レイモンド・チャンドラーの『長いお別れ』を読みました。
ハードボイルド小説の最高峰と言われる名作中の名作ですが、長編だからか読むのに骨を折ったという印象が強く残る読後感になりました。
確かに主人公の探偵フィリップ・マーロウのかっこ良さは段違いで、男ならこういう一匹狼的な人間に憧れるのは必然でしょう。
ただ個人的な感想ですが、全編を通してマーロウというキャラの一人舞台を見ているだけで、読み物としての面白さには少し欠けるように思えました。

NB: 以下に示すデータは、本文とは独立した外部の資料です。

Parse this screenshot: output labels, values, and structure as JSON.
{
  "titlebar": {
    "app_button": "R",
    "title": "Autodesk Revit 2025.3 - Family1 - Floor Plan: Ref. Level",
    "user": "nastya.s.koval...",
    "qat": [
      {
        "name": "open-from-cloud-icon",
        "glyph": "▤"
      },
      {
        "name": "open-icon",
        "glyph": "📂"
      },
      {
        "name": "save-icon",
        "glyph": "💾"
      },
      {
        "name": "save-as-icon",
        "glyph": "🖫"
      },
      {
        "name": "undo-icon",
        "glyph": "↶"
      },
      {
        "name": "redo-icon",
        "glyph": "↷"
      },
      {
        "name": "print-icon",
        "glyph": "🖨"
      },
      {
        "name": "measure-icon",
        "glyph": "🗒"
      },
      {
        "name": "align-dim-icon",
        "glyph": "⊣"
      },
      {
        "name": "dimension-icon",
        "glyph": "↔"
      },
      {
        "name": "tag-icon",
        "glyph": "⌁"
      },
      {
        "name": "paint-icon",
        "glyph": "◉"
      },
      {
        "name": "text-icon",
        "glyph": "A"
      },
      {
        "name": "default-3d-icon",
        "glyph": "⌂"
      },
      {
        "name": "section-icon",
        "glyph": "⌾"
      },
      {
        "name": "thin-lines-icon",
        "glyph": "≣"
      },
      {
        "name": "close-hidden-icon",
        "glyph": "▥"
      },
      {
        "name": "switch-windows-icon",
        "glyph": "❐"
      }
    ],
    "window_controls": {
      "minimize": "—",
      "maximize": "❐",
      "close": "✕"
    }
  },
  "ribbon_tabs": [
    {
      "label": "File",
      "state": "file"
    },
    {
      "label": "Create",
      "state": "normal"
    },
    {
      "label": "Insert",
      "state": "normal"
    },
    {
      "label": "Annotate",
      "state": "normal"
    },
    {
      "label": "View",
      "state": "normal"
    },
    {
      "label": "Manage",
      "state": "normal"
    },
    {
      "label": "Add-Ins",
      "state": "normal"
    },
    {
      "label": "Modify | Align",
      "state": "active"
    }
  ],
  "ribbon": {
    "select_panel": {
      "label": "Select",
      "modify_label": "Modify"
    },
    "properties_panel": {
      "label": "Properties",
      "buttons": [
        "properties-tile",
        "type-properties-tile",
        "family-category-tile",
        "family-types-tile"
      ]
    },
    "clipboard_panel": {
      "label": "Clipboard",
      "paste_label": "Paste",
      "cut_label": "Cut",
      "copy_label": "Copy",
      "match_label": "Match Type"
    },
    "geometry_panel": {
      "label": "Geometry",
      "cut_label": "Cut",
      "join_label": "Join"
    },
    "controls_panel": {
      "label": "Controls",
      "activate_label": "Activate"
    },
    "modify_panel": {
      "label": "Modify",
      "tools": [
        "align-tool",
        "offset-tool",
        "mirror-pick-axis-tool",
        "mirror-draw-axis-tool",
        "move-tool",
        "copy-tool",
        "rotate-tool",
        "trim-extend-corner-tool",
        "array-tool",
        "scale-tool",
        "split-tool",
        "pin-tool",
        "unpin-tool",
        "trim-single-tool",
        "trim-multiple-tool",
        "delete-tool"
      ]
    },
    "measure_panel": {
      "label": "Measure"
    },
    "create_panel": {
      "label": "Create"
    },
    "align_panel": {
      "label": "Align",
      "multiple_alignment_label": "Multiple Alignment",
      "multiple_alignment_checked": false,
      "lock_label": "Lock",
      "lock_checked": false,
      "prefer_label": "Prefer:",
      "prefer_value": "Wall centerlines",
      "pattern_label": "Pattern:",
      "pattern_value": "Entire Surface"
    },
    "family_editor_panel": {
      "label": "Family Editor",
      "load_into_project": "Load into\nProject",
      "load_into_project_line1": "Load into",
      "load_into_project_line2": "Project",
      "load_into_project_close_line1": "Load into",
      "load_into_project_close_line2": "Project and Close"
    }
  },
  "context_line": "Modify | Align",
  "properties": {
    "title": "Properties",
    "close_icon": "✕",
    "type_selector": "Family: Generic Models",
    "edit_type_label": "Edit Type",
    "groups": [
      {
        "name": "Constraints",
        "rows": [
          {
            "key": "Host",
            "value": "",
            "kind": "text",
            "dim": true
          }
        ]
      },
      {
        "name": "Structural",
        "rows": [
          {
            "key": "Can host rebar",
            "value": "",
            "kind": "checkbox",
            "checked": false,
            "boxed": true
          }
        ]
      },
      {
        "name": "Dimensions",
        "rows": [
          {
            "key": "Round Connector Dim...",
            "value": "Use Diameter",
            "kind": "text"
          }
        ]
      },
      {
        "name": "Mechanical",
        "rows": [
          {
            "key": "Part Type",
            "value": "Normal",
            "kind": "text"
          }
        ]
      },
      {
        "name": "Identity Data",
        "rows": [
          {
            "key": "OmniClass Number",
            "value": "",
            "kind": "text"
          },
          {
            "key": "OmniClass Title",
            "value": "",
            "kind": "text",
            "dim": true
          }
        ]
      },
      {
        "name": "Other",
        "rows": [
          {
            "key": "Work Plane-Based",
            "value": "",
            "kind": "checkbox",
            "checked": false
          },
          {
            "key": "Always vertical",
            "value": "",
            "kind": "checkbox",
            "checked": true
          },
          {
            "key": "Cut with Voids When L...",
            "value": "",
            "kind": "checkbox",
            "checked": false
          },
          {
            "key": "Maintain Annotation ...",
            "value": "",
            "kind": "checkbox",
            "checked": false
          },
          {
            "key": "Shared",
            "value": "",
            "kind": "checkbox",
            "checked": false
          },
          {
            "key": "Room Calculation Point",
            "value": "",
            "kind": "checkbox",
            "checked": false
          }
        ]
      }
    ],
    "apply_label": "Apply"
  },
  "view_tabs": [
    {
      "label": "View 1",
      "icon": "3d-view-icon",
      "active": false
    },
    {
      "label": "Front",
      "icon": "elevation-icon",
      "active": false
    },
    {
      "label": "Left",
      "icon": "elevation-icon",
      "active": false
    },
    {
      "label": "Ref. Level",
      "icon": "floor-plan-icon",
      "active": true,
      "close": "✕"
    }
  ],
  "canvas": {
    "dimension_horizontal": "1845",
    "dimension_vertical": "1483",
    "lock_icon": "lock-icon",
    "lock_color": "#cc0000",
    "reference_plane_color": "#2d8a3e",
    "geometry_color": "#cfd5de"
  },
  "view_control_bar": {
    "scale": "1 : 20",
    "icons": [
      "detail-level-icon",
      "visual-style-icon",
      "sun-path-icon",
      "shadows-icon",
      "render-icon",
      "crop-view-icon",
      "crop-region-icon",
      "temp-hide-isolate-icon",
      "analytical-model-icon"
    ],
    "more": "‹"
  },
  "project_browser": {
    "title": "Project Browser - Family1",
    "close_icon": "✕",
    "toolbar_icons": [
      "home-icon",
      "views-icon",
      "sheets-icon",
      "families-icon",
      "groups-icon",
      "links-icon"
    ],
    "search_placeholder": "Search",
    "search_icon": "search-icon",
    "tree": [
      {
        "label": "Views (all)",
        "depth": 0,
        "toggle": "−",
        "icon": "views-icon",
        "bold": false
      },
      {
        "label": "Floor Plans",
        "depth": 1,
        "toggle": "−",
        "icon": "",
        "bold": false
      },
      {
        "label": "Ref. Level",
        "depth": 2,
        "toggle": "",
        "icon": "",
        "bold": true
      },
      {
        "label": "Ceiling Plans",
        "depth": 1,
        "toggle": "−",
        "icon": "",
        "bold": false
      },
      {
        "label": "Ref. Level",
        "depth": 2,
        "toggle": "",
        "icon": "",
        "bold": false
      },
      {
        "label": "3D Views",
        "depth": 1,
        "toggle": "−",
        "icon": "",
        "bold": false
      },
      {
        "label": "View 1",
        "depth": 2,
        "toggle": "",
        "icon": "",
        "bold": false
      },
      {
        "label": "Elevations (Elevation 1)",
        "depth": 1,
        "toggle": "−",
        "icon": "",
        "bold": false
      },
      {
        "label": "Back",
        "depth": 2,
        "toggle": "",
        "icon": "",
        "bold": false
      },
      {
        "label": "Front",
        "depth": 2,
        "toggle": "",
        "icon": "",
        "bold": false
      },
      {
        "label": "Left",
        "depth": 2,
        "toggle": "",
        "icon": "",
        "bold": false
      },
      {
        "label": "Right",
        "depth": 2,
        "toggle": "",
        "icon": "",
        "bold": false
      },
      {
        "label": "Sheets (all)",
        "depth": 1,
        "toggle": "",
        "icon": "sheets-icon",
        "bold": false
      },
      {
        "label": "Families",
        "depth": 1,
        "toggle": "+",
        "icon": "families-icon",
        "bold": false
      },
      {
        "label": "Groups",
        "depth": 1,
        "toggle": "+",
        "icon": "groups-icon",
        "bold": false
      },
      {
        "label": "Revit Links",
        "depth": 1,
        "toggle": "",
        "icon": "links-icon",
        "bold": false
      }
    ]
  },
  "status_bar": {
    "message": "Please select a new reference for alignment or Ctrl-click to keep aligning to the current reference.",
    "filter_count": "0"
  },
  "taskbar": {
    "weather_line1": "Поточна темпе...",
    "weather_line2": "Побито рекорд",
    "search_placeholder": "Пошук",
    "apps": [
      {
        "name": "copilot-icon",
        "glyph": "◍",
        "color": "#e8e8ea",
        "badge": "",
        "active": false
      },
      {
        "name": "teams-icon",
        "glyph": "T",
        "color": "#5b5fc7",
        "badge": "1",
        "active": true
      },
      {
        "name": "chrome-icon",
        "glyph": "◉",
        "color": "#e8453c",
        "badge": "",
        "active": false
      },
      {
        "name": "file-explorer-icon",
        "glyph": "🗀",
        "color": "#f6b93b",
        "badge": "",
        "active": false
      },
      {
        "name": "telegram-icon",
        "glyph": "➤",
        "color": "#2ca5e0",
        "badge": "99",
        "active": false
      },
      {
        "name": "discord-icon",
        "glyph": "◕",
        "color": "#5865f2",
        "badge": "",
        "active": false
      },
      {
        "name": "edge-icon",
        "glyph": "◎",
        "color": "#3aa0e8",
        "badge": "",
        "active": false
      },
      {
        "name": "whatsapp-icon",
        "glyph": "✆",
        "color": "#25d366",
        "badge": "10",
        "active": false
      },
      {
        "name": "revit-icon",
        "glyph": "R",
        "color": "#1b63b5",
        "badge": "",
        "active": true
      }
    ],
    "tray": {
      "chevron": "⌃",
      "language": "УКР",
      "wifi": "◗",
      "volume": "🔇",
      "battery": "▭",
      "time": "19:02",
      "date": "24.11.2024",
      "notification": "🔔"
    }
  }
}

横文字が苦手で各キャラの名前がなかなか頭に入らず感情移入しにくかったのも評価を下げた一因です。
とはいえ、彼のかっこ良さはガンダムでいうところのシャアに近く、独特の比喩表現を使った台詞回しには脱帽させられます。(それが原因で相手を怒らせるのですが)
そして先日購入したシェーカーで昨日カクテルを作りました、もちろん最初の一杯はギムレット(ドライジンにライムジュースを混ぜたシンプルなカクテル)と決めておりました、マーロウといえばこれ、さすが男のカクテル、ガツンときます。
ギムレットを呑んだからといって強くなれるわけでもなし、ましてや英国系アメリカ人になれるものでもない、しかし呑んでいるときだけはマーロウやゴルゴになったような気分を味わえる。
焼酎ばっかりだった酒の呑み方が、この小説とiPhoneに入れたカクテルのアプリによって変わろうとしています。